Julian A. Latham, Louis C. Latham and Nehemiah H. Whitehurst

(Washington County)

Featured Character – 1864 Confederate Decline

Julian A. Latham with Louis C. Latham and Nehemiah J. Whitehurst

Second Lieutenant Julian A. Latham, Captain Louis C. Latham, First Lieutenant Nehemiah H. Whitehurst

Courtesy of the Washington County Historical Society

Born in 1843, Julian Augustus Latham was the son of Washington County politician Charles Latham.  A student at the University of North Carolina, Latham left college to enlist in his brother’s “Washington Volunteers,” which entered Confederate service as Company G of the First North Carolina Infantry. He was wounded at Chancellorsville, Virginia, on May 3, 1863, but when he returned to active duty, he was subsequently promoted to 1st lieutenant in December of that year. However, on May 10, 1864, Latham was captured at Spotsylvania Court House in Virginia and taken to the prison at Fort Delaware.
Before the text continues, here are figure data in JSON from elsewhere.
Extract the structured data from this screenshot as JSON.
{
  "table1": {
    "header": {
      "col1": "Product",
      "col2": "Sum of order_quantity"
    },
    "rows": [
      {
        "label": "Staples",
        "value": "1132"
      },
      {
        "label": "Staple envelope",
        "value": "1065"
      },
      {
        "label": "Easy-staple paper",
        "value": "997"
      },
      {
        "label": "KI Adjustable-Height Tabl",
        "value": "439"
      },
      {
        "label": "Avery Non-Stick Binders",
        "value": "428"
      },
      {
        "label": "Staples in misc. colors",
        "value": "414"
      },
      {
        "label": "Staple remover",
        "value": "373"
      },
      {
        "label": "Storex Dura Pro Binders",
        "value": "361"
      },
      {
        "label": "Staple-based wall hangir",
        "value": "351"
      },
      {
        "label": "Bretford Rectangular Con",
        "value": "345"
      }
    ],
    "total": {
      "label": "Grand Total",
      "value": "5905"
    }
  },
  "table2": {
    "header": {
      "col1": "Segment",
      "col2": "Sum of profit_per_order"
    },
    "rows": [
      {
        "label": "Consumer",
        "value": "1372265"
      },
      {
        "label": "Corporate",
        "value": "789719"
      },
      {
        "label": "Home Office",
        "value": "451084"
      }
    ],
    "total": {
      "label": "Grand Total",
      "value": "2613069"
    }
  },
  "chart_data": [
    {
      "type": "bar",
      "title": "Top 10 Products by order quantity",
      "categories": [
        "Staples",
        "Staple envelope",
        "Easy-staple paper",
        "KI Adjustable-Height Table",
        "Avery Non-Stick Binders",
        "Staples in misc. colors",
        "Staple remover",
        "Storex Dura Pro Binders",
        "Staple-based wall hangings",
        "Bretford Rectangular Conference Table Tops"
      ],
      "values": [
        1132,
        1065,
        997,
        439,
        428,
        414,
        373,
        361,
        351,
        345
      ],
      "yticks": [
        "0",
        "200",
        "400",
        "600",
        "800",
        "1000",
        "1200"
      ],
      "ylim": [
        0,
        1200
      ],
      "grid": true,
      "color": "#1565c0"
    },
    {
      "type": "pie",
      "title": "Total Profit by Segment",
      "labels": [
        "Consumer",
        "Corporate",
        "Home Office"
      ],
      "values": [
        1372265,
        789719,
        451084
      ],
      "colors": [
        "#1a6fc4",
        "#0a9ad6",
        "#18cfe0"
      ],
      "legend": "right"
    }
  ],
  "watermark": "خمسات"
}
Three months later, Latham was transferred to Hilton Head, South Carolina and again to Fort Pulaski, Georgia in October, back to Hilton Head, and finally back to Fort Delaware in March 1865. He took the Oath of Allegiance and was released on June 16, 1865.  Instead of returning to college, Latham became a fisherman.  He died in 1880.  In 1911, the University of North Carolina gave Latham a posthumous Bachelor of Arts degree.

Born on September 11, 1840, Louis Charles Latham was the son of Washington County politician Charles Latham.  He graduated from the University of North Carolina in 1859, and then attended Harvard Law School.  Although his father firmly believed in the Union, Louis C. Latham raised the “Washington Volunteers,” which became Company G, 1st North Carolina Infantry.  Wounded at the Battle of Antietam, Maryland, Latham became the regiment’s major on December 14, 1863.  Shot in the left side at the Wilderness, Virginia, in 1864, he spent several months convalescing.  In the fall of 1864, Washington County voters elected Latham as their state representative.  Taking leave from the army, he worked the halls of the state capitol for two months.  However, he returned to the army in time to surrender at Appomattox with Robert E. Lee.  Returning home, Latham finished his law studies and opened a practice in Plymouth.  In 1870, he served one term in the state senate as a Democrat.  In 1880, Latham ran for Congress.  Elected as a Democrat, he failed to win his party’s nomination in 1882.  In 1886 he won another term, but lost his reelection bid to Republican Walter Freshwater Pool of Elizabeth City.  After his defeat, Latham moved his law practice to Greenville, North Carolina.  He died there on October 16, 1895.

Born in Virginia in 1825, Nehemiah J. Whitehurst worked as a carpenter in Norfolk and Portsmouth, Virginia.  In August 1860, he won the contract to build Grace Episcopal Church in Plymouth, North Carolina.  Whitehurst and his crew erected the building’s shell before war broke out, but a lack of materials hampered final construction.  After the state’s secession, Whitehurst joined Louis C. Latham’s “Washington Volunteers,” later Company G, 1st North Carolina Infantry.  Appointed first lieutenant, he served with the unit in Virginia.  After Latham became the regimental major in December 1863, Confederate officials promoted Whitehurst to captain.  At the Battle of Spotsylvania Courthouse, Virginia, Union forces captured him.  Sent to Fort Delaware, Whitehurst spent the rest of the war as a prisoner of war.  After taking the Oath of Allegiance on June 16, 1865, Federal authorities released him.  Whitehurst returned to Plymouth, married a local woman, and continued to work as a carpenter.